Uma mulher de pele escura, cabelos brancos, cheios e longos estava dançando em um campo florido e vermelho cheio de fadas coloridas ao seu redor. O vestido vermelho repleto de transparência flutuava ao seu redor em uma linda ilustração.
Me lembrei de Lilian, o sonho que eu havia tido com ela, seus cabelos sedosos, brancos e cheios, tão longos como uma cascata enquanto me observava com seu rosto tão parecido e ao mesmo tempo diferente do meu.
Nem percebi quando Unseliee apareceu ao lado dela, tomou o livro de minha mão com brusquidão e depois Oitava movimentou os pingentes da aba de seu chapéu.
— Este livro foi feito no século VII, essa é uma cópia da restauração. Enfim, você se parece muito com nosso Lírio. Oitava ficou surpresa quando viu você. — Falou com um pouco de surpresa na voz, murmurando o português de forma tão perfeita, que tive que respirar aliviada por ouvir minha língua materna sem ser puxada por nenhum sotaque, dita de forma tão natural e macia. — Porém você é uma fêmea humana imperfeita, Oitávia fica muito triste por isso. Se você fosse uma Esmerada, Oitava iria gostar de você.

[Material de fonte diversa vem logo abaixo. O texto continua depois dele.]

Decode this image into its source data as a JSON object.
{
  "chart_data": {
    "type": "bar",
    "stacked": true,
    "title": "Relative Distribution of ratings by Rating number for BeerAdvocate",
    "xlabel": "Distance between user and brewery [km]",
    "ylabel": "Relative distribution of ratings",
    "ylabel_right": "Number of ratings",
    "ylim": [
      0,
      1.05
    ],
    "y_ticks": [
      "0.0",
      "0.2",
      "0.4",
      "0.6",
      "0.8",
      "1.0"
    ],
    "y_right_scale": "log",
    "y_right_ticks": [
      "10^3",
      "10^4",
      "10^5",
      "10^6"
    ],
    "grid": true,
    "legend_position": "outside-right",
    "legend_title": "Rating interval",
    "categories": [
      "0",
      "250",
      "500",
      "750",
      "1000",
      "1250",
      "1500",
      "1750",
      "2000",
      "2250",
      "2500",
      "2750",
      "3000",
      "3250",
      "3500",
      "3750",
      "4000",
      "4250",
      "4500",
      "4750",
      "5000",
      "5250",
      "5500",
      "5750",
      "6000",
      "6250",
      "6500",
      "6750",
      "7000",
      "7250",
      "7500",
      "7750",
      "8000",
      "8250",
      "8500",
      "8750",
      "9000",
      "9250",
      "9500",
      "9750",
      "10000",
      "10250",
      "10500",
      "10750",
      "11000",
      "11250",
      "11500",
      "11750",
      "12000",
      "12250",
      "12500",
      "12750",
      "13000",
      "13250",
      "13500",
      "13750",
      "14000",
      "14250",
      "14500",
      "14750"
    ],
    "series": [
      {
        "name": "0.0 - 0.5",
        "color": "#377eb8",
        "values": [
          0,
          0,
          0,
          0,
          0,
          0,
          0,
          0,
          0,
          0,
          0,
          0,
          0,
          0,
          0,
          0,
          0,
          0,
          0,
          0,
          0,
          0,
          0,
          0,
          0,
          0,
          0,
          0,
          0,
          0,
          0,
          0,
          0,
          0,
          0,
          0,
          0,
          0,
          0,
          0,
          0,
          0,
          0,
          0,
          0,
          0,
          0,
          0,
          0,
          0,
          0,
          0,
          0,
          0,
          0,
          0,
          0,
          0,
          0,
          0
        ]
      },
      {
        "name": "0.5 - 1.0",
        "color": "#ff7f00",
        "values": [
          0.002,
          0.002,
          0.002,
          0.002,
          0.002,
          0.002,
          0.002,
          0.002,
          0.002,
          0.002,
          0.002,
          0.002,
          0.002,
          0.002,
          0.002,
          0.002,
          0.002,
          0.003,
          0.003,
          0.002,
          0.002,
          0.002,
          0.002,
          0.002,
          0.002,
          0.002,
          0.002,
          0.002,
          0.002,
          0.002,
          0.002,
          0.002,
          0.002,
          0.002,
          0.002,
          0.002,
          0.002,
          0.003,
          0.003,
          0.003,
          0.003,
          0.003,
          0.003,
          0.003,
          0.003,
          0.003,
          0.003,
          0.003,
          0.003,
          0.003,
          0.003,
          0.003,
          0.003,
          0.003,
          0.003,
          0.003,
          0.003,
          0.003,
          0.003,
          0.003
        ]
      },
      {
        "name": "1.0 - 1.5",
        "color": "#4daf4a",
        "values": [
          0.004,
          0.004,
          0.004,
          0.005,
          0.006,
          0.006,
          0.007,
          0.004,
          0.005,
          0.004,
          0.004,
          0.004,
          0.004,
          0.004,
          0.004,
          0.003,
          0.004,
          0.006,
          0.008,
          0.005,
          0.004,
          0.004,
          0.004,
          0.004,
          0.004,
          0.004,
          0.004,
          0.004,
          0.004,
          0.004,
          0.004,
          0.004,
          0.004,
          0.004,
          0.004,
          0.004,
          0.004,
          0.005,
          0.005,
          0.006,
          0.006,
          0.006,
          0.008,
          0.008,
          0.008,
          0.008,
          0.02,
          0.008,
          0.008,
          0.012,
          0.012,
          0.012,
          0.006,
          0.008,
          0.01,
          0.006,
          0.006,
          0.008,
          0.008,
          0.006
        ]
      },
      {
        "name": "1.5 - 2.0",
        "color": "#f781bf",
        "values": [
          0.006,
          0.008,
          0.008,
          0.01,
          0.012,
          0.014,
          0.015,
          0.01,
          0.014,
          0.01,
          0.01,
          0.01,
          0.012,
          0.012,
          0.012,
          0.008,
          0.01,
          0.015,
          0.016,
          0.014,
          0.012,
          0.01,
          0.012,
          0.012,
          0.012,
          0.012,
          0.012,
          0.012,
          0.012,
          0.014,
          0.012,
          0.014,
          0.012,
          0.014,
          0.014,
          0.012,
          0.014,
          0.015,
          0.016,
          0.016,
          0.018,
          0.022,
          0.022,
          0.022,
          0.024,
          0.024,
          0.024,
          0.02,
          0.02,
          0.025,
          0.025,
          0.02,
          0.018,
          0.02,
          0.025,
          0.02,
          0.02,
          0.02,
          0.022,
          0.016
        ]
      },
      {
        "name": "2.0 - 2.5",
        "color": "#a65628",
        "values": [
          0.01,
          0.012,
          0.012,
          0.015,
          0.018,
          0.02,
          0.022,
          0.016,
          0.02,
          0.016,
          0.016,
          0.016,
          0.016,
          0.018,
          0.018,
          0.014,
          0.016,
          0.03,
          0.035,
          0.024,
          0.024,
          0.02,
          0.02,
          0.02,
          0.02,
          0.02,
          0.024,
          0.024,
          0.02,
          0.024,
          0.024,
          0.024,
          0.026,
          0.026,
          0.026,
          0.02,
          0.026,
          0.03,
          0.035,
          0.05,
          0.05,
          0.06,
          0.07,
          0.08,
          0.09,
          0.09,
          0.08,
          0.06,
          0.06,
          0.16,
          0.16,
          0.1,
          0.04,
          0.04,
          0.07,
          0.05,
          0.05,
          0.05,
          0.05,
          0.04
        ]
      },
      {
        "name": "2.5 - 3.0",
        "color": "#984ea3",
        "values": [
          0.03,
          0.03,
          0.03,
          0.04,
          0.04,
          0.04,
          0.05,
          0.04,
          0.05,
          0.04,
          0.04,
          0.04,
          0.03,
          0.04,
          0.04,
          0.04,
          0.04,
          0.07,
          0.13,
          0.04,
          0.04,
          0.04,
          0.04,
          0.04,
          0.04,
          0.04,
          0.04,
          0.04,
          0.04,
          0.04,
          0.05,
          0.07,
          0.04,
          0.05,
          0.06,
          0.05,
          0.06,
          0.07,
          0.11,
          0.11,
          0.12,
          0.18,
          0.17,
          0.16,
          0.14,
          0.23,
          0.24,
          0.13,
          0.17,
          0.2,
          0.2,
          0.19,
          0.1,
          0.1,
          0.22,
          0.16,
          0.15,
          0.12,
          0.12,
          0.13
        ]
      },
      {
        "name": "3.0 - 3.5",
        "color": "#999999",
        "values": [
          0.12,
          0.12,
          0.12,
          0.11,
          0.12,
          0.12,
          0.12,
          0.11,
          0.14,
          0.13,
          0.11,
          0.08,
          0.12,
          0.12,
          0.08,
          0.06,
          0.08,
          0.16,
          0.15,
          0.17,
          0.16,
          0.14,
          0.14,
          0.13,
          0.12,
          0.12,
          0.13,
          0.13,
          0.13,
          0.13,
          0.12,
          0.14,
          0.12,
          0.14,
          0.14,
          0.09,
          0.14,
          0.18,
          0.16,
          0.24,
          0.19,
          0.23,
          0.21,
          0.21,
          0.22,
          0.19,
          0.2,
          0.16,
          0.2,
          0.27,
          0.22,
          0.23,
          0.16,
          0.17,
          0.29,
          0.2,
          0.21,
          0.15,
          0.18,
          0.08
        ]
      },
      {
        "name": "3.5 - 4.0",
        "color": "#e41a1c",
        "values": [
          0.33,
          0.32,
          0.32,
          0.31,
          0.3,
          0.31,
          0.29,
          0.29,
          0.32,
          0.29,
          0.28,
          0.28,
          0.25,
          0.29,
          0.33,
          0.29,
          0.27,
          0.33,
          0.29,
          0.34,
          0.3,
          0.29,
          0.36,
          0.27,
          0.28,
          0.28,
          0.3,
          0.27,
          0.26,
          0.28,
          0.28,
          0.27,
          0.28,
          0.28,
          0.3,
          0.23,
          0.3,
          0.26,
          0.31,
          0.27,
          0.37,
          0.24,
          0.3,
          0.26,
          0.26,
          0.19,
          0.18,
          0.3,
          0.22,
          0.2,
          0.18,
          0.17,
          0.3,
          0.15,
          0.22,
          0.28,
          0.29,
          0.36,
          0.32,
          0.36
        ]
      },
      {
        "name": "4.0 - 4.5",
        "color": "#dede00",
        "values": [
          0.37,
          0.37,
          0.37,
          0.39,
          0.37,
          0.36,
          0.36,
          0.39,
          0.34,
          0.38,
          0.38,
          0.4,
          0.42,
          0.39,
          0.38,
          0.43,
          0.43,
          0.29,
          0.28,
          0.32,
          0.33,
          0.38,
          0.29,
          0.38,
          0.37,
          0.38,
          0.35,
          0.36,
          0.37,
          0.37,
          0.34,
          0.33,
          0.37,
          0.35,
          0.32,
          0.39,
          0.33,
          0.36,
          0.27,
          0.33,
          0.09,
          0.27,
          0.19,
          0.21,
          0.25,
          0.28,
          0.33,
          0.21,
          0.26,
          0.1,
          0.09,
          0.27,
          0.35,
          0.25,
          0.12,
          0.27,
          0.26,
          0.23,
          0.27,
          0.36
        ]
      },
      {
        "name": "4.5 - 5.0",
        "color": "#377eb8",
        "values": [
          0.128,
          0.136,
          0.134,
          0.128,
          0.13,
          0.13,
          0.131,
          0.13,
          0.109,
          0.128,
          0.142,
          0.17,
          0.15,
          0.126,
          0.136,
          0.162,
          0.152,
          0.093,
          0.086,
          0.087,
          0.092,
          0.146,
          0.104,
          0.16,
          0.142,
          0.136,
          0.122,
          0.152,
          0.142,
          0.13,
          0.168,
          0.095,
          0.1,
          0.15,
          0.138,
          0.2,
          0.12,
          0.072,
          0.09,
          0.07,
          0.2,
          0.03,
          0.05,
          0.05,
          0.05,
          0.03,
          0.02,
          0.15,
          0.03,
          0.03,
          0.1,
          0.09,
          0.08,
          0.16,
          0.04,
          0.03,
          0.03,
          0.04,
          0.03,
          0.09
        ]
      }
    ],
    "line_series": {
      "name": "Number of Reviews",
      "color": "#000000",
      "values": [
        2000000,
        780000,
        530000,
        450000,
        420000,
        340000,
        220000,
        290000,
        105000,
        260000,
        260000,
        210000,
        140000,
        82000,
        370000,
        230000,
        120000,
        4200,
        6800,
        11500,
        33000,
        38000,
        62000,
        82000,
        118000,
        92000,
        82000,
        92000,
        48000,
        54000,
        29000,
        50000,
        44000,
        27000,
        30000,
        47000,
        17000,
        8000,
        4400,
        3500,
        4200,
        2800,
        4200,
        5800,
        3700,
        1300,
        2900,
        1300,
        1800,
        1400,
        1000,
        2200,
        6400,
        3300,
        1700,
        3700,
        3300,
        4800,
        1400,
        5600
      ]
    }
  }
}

Sua voz passou muito rápido de acolhedora para de advertência. Engoli em seco quando senti minha perna bambear mesmo sentada e escondi as mãos debaixo da coxa para que não me vissem tremendo.
Sua voz me fez encher o peito de um medo absurdo. Pânico e pavor, uma sensação horrível se abrigou em minha cabeça.
O que tá acontecendo?
— Mas como Primitiva, seu rosto é considerado uma ofensa para minha pessoa, para Daomi e para o Olho. — Engoli em seco. Eu estava começando a ficar com medo pela forma como aquela pessoa apoiou o queixo sob o véu nas costas das mãos enluvadas de preto para tentar olhar meu rosto vacilante por trás de seu véu grosso demais para permitir que qualquer coisa fosse vista através do tecido. Me perguntei se ela realmente me via.
Eu queria dizer algo, mas aquele medo que parecia pesar uma tonelada sobre minhas costas, me obrigou a abaixar a cabeça, não existia mais voz em minha garganta. Tudo era inútil.
— Isso será reportado às minhas irmãs. — Oitava continuava pregada em mim através do véu, Unseliee como se fosse ligada a ela, mostrava exatamente o tipo de expressão curiosa, surpresa e maravilhada ao mesmo tempo enojada que Oitava faria. — Acho que elas ficarão curiosas assim como eu fiquei. O rosto do lírio primitivo, que petulância de nossa mãe natureza! — Ela estalou a língua e virou a cabeça, fazendo os pingentes do véu tilintar. — Esta geração medonha de Esmerados, mais preocupados com bebidas, danças e canções que não reconhecem um rosto tão semelhante ao nosso Sagrado manchando o Lírio puro e branco debaixo de seu nariz! Sinto falta dos séculos antigos, sinto mesmo. É uma pena.
Unseliee baixou a cabeça e fez uma expressão tristonha, simulou uma lágrima imaginária sendo limpa na pálpebra inferior.
— Está dispensada, mocinha. Talvez eu a chame novamente depois, sentirei saudades de seu rosto. Quero tocá-lo qualquer dia desses.
●
Eu não conseguia encontrar Aiden, Mabel também não havia aparecido. Queria perguntar para alguém onde estava ela, mas qualquer olhar de desprezo ou curiosidade que alguém me dirigia, eu me afastava assustada.
— Eu tava te procurando! — Roberval apareceu no meu campo de visão, segurou meu pulso e me puxou para longe sem que eu tivesse tempo de assimilar qualquer coisa. — Eu preciso te dizer uma coisa! Vem!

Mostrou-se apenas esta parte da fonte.